Уже личностно-биографический уровень дает нам такое обилие ролей, что это позволяет предположить в качестве ведущего у Кузмина тип актерской игры (мимикрия). Легкость перевоплощений Кузмина, его любовное отношение к театральному миру, погруженному в «здесь и сейчас», говорит о сильной актерской составляющей его натуры и в биографической, и в социальной проекциях. В биографической сфере мы выделяем ролевые позиции Влюбленного (Антиной), Музыканта, Старообрядца, Паломника и Чужеземца (Денди). Присутствие в ролевой палитре одновременного следования подчеркнуто национальной традиции (Старообрядец) и утонченному галлицизму (Денди) выдает свойственное Кузмину стремление избежать моноинтонации, проявляет его излюбленный способ выстраивать свой поэтический облик на сложной игре ликов и масок, демонстративно отказываясь от фиксации одного из них как истинного и, таким образом, сохраняя за собой право на изменение (внутреннюю свободу). Анализ программного стихотворения «Мои предки» (сборник «Сети», 1908) показывает, насколько искусна эта «безыскусственность». Оппозицию Путника и Путешественника Кузмин дополняет модусом Прогуливающегося, где доминирует неспешность созерцания, благорасположенность ко всему и тонкий рисунок беседы. Избирательность и стойкость его культурологических предпочтений позволяют говорить о Кузмине как о носителе роли Паломника, живущего в мифологической, цикличной временной модели.

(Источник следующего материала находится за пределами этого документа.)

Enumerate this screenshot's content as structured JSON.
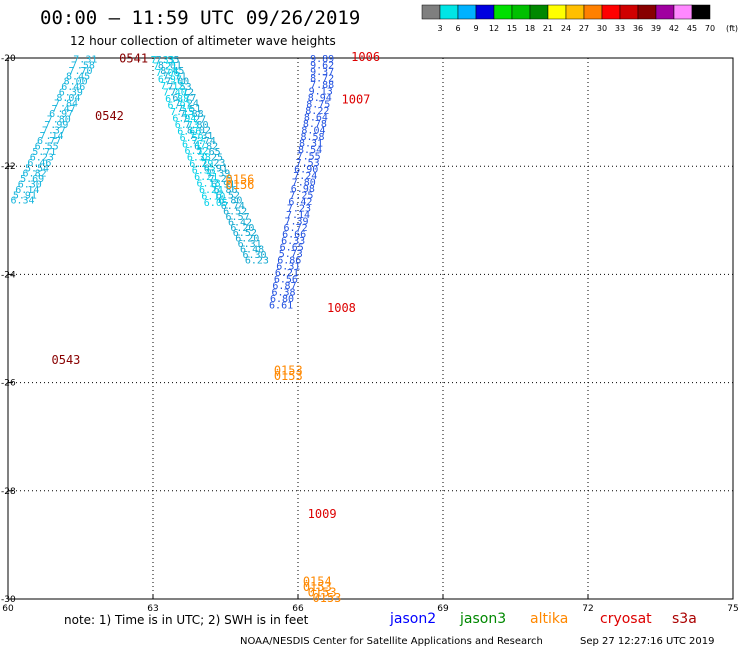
{
  "title": "00:00 – 11:59 UTC 09/26/2019",
  "subtitle": "12 hour collection of altimeter wave heights",
  "note": "note:  1) Time is in UTC;  2) SWH is in feet",
  "credit": "NOAA/NESDIS Center for Satellite Applications and Research",
  "timestamp": "Sep 27 12:27:16 UTC 2019",
  "color_key": {
    "colors": [
      "#7f7f7f",
      "#00e5e5",
      "#00b2ff",
      "#0000e0",
      "#00e000",
      "#00c000",
      "#008800",
      "#ffff00",
      "#ffbf00",
      "#ff8000",
      "#ff0000",
      "#d00000",
      "#880000",
      "#a000a0",
      "#ff88ff",
      "#000000"
    ],
    "labels": [
      "3",
      "6",
      "9",
      "12",
      "15",
      "18",
      "21",
      "24",
      "27",
      "30",
      "33",
      "36",
      "39",
      "42",
      "45",
      "70",
      "(ft)"
    ]
  },
  "chart_data": {
    "type": "scatter",
    "xlim": [
      60,
      75
    ],
    "ylim": [
      -30,
      -20
    ],
    "x_ticks": [
      60,
      63,
      66,
      69,
      72,
      75
    ],
    "y_ticks": [
      -20,
      -22,
      -24,
      -26,
      -28,
      -30
    ],
    "grid": true,
    "legend": [
      {
        "name": "jason2",
        "color": "#0000ff"
      },
      {
        "name": "jason3",
        "color": "#008800"
      },
      {
        "name": "altika",
        "color": "#ff8800"
      },
      {
        "name": "cryosat",
        "color": "#dd0000"
      },
      {
        "name": "s3a",
        "color": "#aa0000"
      }
    ],
    "pass_labels": [
      {
        "text": "0541",
        "x": 62.3,
        "y": -20.01,
        "color": "#880000"
      },
      {
        "text": "0542",
        "x": 61.8,
        "y": -21.07,
        "color": "#880000"
      },
      {
        "text": "0543",
        "x": 60.9,
        "y": -25.58,
        "color": "#880000"
      },
      {
        "text": "1006",
        "x": 67.1,
        "y": -19.98,
        "color": "#dd0000"
      },
      {
        "text": "1007",
        "x": 66.9,
        "y": -20.77,
        "color": "#dd0000"
      },
      {
        "text": "1008",
        "x": 66.6,
        "y": -24.62,
        "color": "#dd0000"
      },
      {
        "text": "1009",
        "x": 66.2,
        "y": -28.43,
        "color": "#dd0000"
      },
      {
        "text": "0156",
        "x": 64.5,
        "y": -22.25,
        "color": "#ff8800"
      },
      {
        "text": "0156",
        "x": 64.5,
        "y": -22.35,
        "color": "#ff8800"
      },
      {
        "text": "0153",
        "x": 65.5,
        "y": -25.78,
        "color": "#ff8800"
      },
      {
        "text": "0153",
        "x": 65.5,
        "y": -25.88,
        "color": "#ff8800"
      },
      {
        "text": "0154",
        "x": 66.1,
        "y": -29.68,
        "color": "#ff8800"
      },
      {
        "text": "0153",
        "x": 66.1,
        "y": -29.78,
        "color": "#ff8800"
      },
      {
        "text": "0153",
        "x": 66.2,
        "y": -29.88,
        "color": "#ff8800"
      },
      {
        "text": "0153",
        "x": 66.3,
        "y": -29.98,
        "color": "#ff8800"
      }
    ],
    "series": [
      {
        "name": "",
        "color": "#14b4dc",
        "points": [
          [
            61.6,
            -20.01,
            "7.31"
          ],
          [
            61.55,
            -20.12,
            "7.58"
          ],
          [
            61.5,
            -20.22,
            "7.70"
          ],
          [
            61.45,
            -20.32,
            "8.45"
          ],
          [
            61.4,
            -20.42,
            "8.00"
          ],
          [
            61.35,
            -20.52,
            "6.46"
          ],
          [
            61.3,
            -20.62,
            "6.39"
          ],
          [
            61.25,
            -20.72,
            "8.04"
          ],
          [
            61.2,
            -20.82,
            "7.84"
          ],
          [
            61.15,
            -20.92,
            "7.47"
          ],
          [
            61.1,
            -21.02,
            "6.97"
          ],
          [
            61.05,
            -21.12,
            "7.80"
          ],
          [
            61.0,
            -21.22,
            "7.99"
          ],
          [
            60.95,
            -21.32,
            "7.37"
          ],
          [
            60.9,
            -21.42,
            "7.14"
          ],
          [
            60.85,
            -21.52,
            "6.77"
          ],
          [
            60.8,
            -21.62,
            "6.55"
          ],
          [
            60.75,
            -21.72,
            "5.71"
          ],
          [
            60.7,
            -21.82,
            "6.23"
          ],
          [
            60.65,
            -21.92,
            "6.46"
          ],
          [
            60.6,
            -22.02,
            "5.54"
          ],
          [
            60.55,
            -22.12,
            "6.82"
          ],
          [
            60.5,
            -22.22,
            "5.69"
          ],
          [
            60.45,
            -22.32,
            "6.30"
          ],
          [
            60.4,
            -22.42,
            "6.14"
          ],
          [
            60.35,
            -22.52,
            "5.91"
          ],
          [
            60.3,
            -22.62,
            "6.34"
          ]
        ]
      },
      {
        "name": "",
        "color": "#2050e0",
        "points": [
          [
            66.5,
            -20.0,
            "9.89"
          ],
          [
            66.5,
            -20.12,
            "9.62"
          ],
          [
            66.5,
            -20.24,
            "9.37"
          ],
          [
            66.5,
            -20.36,
            "8.72"
          ],
          [
            66.5,
            -20.48,
            "7.88"
          ],
          [
            66.47,
            -20.6,
            "9.13"
          ],
          [
            66.45,
            -20.72,
            "8.94"
          ],
          [
            66.42,
            -20.84,
            "8.75"
          ],
          [
            66.4,
            -20.96,
            "8.22"
          ],
          [
            66.37,
            -21.08,
            "8.64"
          ],
          [
            66.35,
            -21.2,
            "8.78"
          ],
          [
            66.32,
            -21.32,
            "8.04"
          ],
          [
            66.3,
            -21.44,
            "8.58"
          ],
          [
            66.27,
            -21.56,
            "8.31"
          ],
          [
            66.25,
            -21.68,
            "8.54"
          ],
          [
            66.22,
            -21.8,
            "7.55"
          ],
          [
            66.2,
            -21.92,
            "7.53"
          ],
          [
            66.17,
            -22.04,
            "6.90"
          ],
          [
            66.15,
            -22.16,
            "7.24"
          ],
          [
            66.12,
            -22.28,
            "7.80"
          ],
          [
            66.1,
            -22.4,
            "6.98"
          ],
          [
            66.07,
            -22.52,
            "7.25"
          ],
          [
            66.05,
            -22.64,
            "6.42"
          ],
          [
            66.02,
            -22.76,
            "7.23"
          ],
          [
            66.0,
            -22.88,
            "7.14"
          ],
          [
            65.97,
            -23.0,
            "7.39"
          ],
          [
            65.95,
            -23.12,
            "6.72"
          ],
          [
            65.92,
            -23.24,
            "6.66"
          ],
          [
            65.9,
            -23.36,
            "6.33"
          ],
          [
            65.87,
            -23.48,
            "6.65"
          ],
          [
            65.85,
            -23.6,
            "5.73"
          ],
          [
            65.82,
            -23.72,
            "6.86"
          ],
          [
            65.8,
            -23.84,
            "6.31"
          ],
          [
            65.77,
            -23.96,
            "6.21"
          ],
          [
            65.75,
            -24.08,
            "6.56"
          ],
          [
            65.72,
            -24.2,
            "6.87"
          ],
          [
            65.7,
            -24.32,
            "6.38"
          ],
          [
            65.67,
            -24.44,
            "6.80"
          ],
          [
            65.65,
            -24.56,
            "6.61"
          ]
        ]
      },
      {
        "name": "",
        "color": "#10a8d0",
        "points": [
          [
            63.3,
            -20.02,
            "7.35"
          ],
          [
            63.35,
            -20.12,
            "8.01"
          ],
          [
            63.4,
            -20.22,
            "8.45"
          ],
          [
            63.45,
            -20.32,
            "7.71"
          ],
          [
            63.5,
            -20.42,
            "7.00"
          ],
          [
            63.55,
            -20.52,
            "7.53"
          ],
          [
            63.6,
            -20.62,
            "7.72"
          ],
          [
            63.65,
            -20.72,
            "6.77"
          ],
          [
            63.7,
            -20.82,
            "7.24"
          ],
          [
            63.75,
            -20.92,
            "7.51"
          ],
          [
            63.8,
            -21.02,
            "7.88"
          ],
          [
            63.85,
            -21.12,
            "7.27"
          ],
          [
            63.9,
            -21.22,
            "7.80"
          ],
          [
            63.95,
            -21.32,
            "8.02"
          ],
          [
            64.0,
            -21.42,
            "7.31"
          ],
          [
            64.05,
            -21.52,
            "7.74"
          ],
          [
            64.1,
            -21.62,
            "6.82"
          ],
          [
            64.15,
            -21.72,
            "7.65"
          ],
          [
            64.2,
            -21.82,
            "7.25"
          ],
          [
            64.25,
            -21.92,
            "7.23"
          ],
          [
            64.3,
            -22.02,
            "6.91"
          ],
          [
            64.35,
            -22.12,
            "7.39"
          ],
          [
            64.4,
            -22.22,
            "7.25"
          ],
          [
            64.45,
            -22.32,
            "6.91"
          ],
          [
            64.5,
            -22.42,
            "6.86"
          ],
          [
            64.55,
            -22.52,
            "6.52"
          ],
          [
            64.6,
            -22.62,
            "6.80"
          ],
          [
            64.65,
            -22.72,
            "6.74"
          ],
          [
            64.7,
            -22.82,
            "6.52"
          ],
          [
            64.75,
            -22.92,
            "6.57"
          ],
          [
            64.8,
            -23.02,
            "6.42"
          ],
          [
            64.85,
            -23.12,
            "6.20"
          ],
          [
            64.9,
            -23.22,
            "6.52"
          ],
          [
            64.95,
            -23.32,
            "6.20"
          ],
          [
            65.0,
            -23.42,
            "6.31"
          ],
          [
            65.05,
            -23.52,
            "6.48"
          ],
          [
            65.1,
            -23.62,
            "6.30"
          ],
          [
            65.15,
            -23.72,
            "6.23"
          ]
        ]
      },
      {
        "name": "",
        "color": "#00d0e8",
        "points": [
          [
            63.2,
            -20.02,
            "7.33"
          ],
          [
            63.25,
            -20.14,
            "7.21"
          ],
          [
            63.3,
            -20.26,
            "7.06"
          ],
          [
            63.35,
            -20.38,
            "6.97"
          ],
          [
            63.4,
            -20.5,
            "7.12"
          ],
          [
            63.45,
            -20.62,
            "7.40"
          ],
          [
            63.5,
            -20.74,
            "6.88"
          ],
          [
            63.55,
            -20.86,
            "6.91"
          ],
          [
            63.6,
            -20.98,
            "7.15"
          ],
          [
            63.65,
            -21.1,
            "6.94"
          ],
          [
            63.7,
            -21.22,
            "6.73"
          ],
          [
            63.75,
            -21.34,
            "6.66"
          ],
          [
            63.8,
            -21.46,
            "6.59"
          ],
          [
            63.85,
            -21.58,
            "6.47"
          ],
          [
            63.9,
            -21.7,
            "6.52"
          ],
          [
            63.95,
            -21.82,
            "6.38"
          ],
          [
            64.0,
            -21.94,
            "6.29"
          ],
          [
            64.05,
            -22.06,
            "6.33"
          ],
          [
            64.1,
            -22.18,
            "6.21"
          ],
          [
            64.15,
            -22.3,
            "6.18"
          ],
          [
            64.2,
            -22.42,
            "6.24"
          ],
          [
            64.25,
            -22.54,
            "6.10"
          ],
          [
            64.3,
            -22.66,
            "6.05"
          ]
        ]
      }
    ]
  }
}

Анализ циклов «Духовные стихи» и «Праздники пресвятой Богородицы» («Осенние озера», 1912) демонстрирует важность контекста для прочтения ролевого кода. Написанные в пору духовных исканий 1901-1903 гг., при публикации в 1912 году эти стихи оказываются в ином ассоциативном поле: их автор - эстет и денди, сочинитель скандально известного

романа «Крылья», создатель «Александрийских песен». Теперь духовные стихи звучат как свидетельство ориенталистских увлечений эпохи. Русская религиозность и культура получают статус экзотических, становятся масками, которыми виртуозно владеет автор сборника.

Повесть «Крылья» (1905), принесшую Кузмину скандальную известность тем, что одним из объектов изображения в ней стал быт гомосексуалистов, мы анализируем как становление инвариантного для творчества Кузмина «романа из современной жизни», в основу которого положена жанровая схема романа воспитания. Концепт игры в «Крыльях» возникает в негативном контексте: Кузмин ставит проблему несовместимости религиозного сознания и сознания художественного. Купец-старовер, осуждающий занятия искусством, открывает ряд персонажей, принципиально размещенных вне игровой зоны. В отличие от прозы, лирика Кузмина вся поглощена игрой. Вследствие значимости цикла «Александрийские песни» (1906) для культурного облика Кузмина мы рассматриваем авторские маски «Песен» в первом (биографическом) разделе, ибо здесь взаимовлияния автора и его текста уравновешены: облик Кузмина-поэта оказывается в той же мере определен созданными им масками, что и они - его волей творца. История создания, публикации и восприятия «Александрийских песен» становится тем зерном, из которого вырастает персональная мифология Кузмина. В рецензии на этот цикл Волошина подхватывается игровой импульс «Песен» и как единый художественный объект моделируются личность Кузмина и его стихи.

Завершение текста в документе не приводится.